Pulmonary Tuberculosis and Lung Cancer – Innate Immunity and the Evolutionary Links of Microbe-induced Inflammation with Cancer: A Case Series

Abstract

Lung cancer is a chronic inflammatory disease. Postprimary tuberculosis (PPTb) is also a manifestation of chronic lung inflammation induced by Mycobacterium tuberculosis. Both acute and chronic inflammation are macrophage-mediated responses. Persistent lung lesions of both PPTb and lung cancer result from chronic nonresolving inflammation. Metabolic adaptation of macrophages through evolutionarily conserved pathways is termed as macrophage polarization.

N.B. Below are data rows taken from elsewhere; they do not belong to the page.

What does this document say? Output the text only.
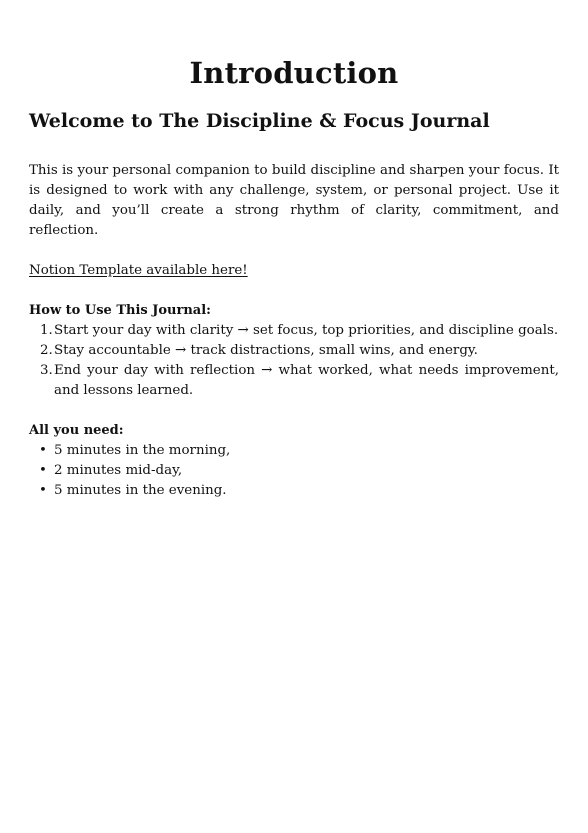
Introduction
Welcome to The Discipline & Focus Journal

This is your personal companion to build discipline and sharpen your focus. It is designed to work with any challenge, system, or personal project. Use it daily, and you’ll create a strong rhythm of clarity, commitment, and reflection.

Notion Template available here!

How to Use This Journal:

1. Start your day with clarity → set focus, top priorities, and discipline goals.
2. Stay accountable → track distractions, small wins, and energy.
3. End your day with reflection → what worked, what needs improvement, and lessons learned.

All you need:

• 5 minutes in the morning,
• 2 minutes mid-day,
• 5 minutes in the evening.
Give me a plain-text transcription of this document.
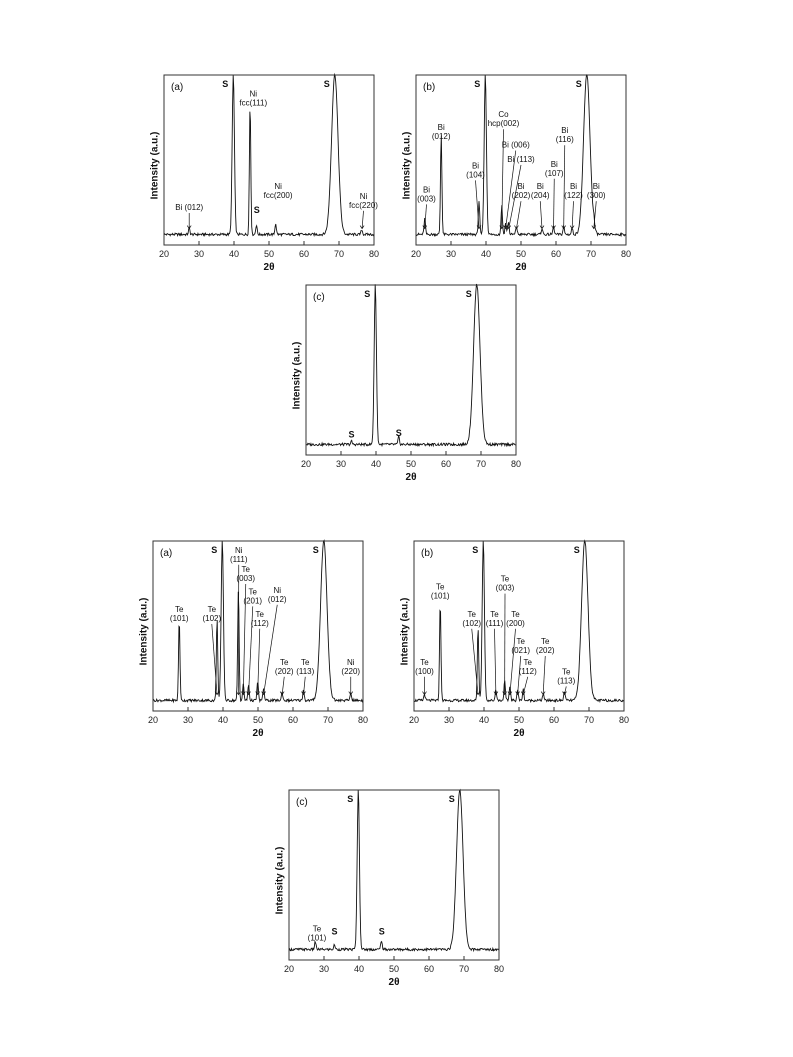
Intensity (a.u.)
20	30	40	50	60	70	80
2θ
(a)	S	S
Ni fcc(111)
Ni fcc(200)
S
Bi (012)
Ni fcc(220)
Intensity (a.u.)
20	30	40	50	60	70	80
2θ
(b)	S	S
Bi (012)
Co hcp(002)
Bi (006)
Bi (113)
Bi (104)
Bi (003)
Bi (202)
Bi (204)
Bi (107)
Bi (116)
Bi (122)
Bi (300)
Intensity (a.u.)
20	30	40	50	60	70	80
2θ
(c)	S	S
S	S
Intensity (a.u.)
20	30	40	50	60	70	80
2θ
(a)	S	S
Te (101)
Te (102)
Ni (111)
Te (003)
Te (201)
Te (112)
Ni (012)
Te (202)
Te (113)
Ni (220)
Intensity (a.u.)
20	30	40	50	60	70	80
2θ
(b)	S	S
Te (101)
Te (102)
Te (003)
Te (111)
Te (200)
Te (021)
Te (112)
Te (202)
Te (113)
Te (100)
Intensity (a.u.)
20	30	40	50	60	70	80
2θ
(c)	S	S
Te (101)
S	S
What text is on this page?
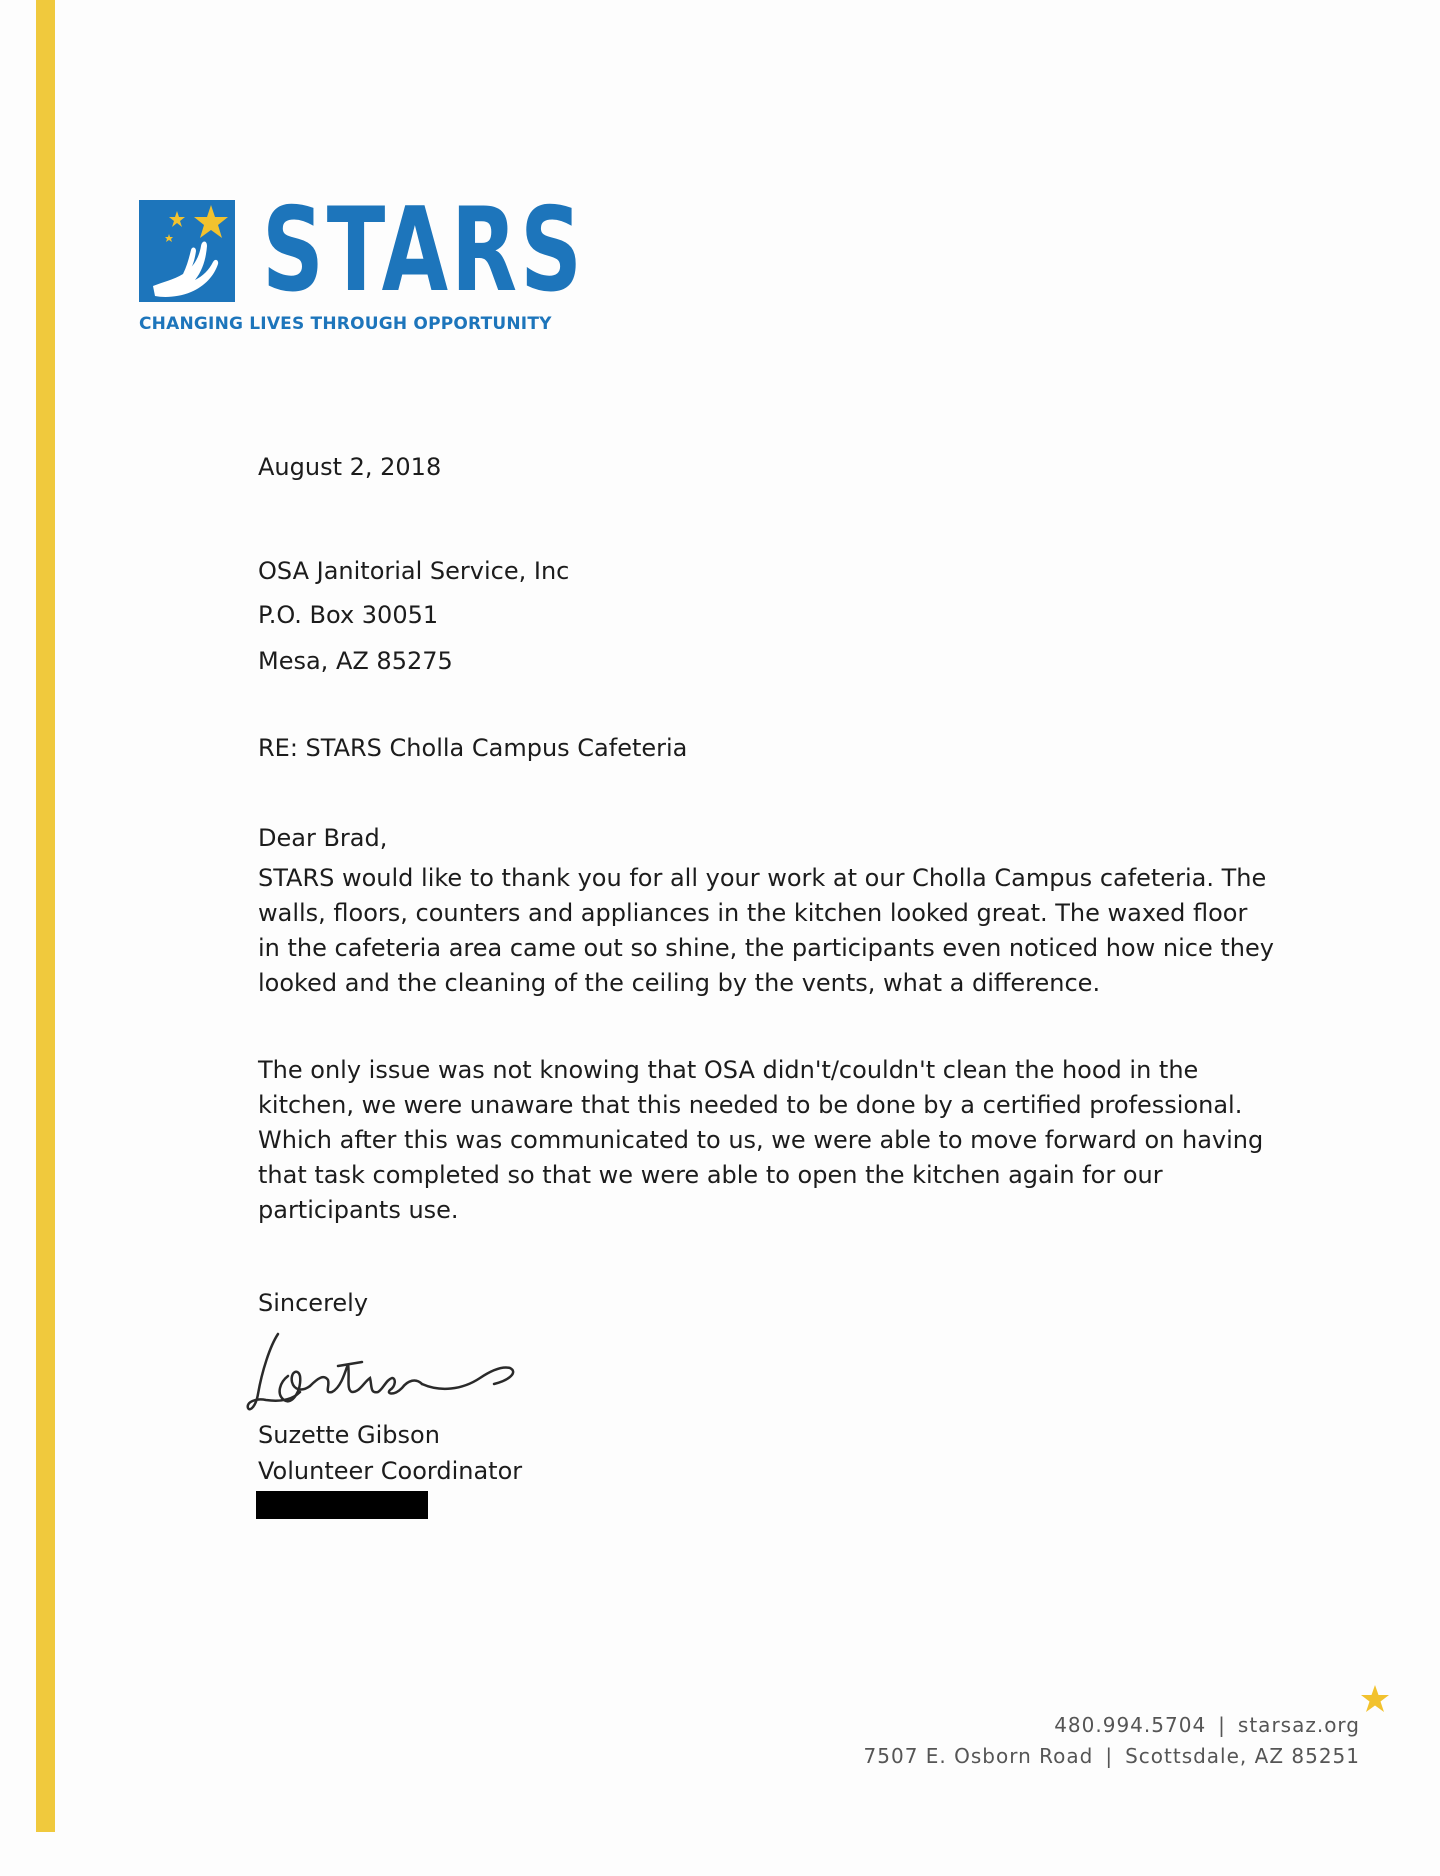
STARS
CHANGING LIVES THROUGH OPPORTUNITY
August 2, 2018
OSA Janitorial Service, Inc
P.O. Box 30051
Mesa, AZ 85275
RE: STARS Cholla Campus Cafeteria
Dear Brad,
STARS would like to thank you for all your work at our Cholla Campus cafeteria. The
walls, floors, counters and appliances in the kitchen looked great. The waxed floor
in the cafeteria area came out so shine, the participants even noticed how nice they
looked and the cleaning of the ceiling by the vents, what a difference.
The only issue was not knowing that OSA didn't/couldn't clean the hood in the
kitchen, we were unaware that this needed to be done by a certified professional.
Which after this was communicated to us, we were able to move forward on having
that task completed so that we were able to open the kitchen again for our
participants use.
Sincerely
Suzette Gibson
Volunteer Coordinator
480.994.5704 | starsaz.org
7507 E. Osborn Road | Scottsdale, AZ 85251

Progressive inflammation induced by microbes activates metabolic alterations in the tissue microenvironment and consequent tumorigenesis by M2-polarized macrophages. The M2 macrophages are poorly bactericidal, permitting intracellular microbial persistence. Both host and microbes undergo metabolic adaptations through hypoxia-inducible factor-induced gene induction. Three cases of PPTb progressing to lung cancer are presented. All cases were initially smear positive for acid-fast bacilli, and progressed to lung cancer while on antituberculosis treatment. Progressive lung inflammation in these cases induced by M. tuberculosis resulted in the progression of infection-induced inflammation to cancer. Smoking and diabetes were risk factors for progression to lung cancer.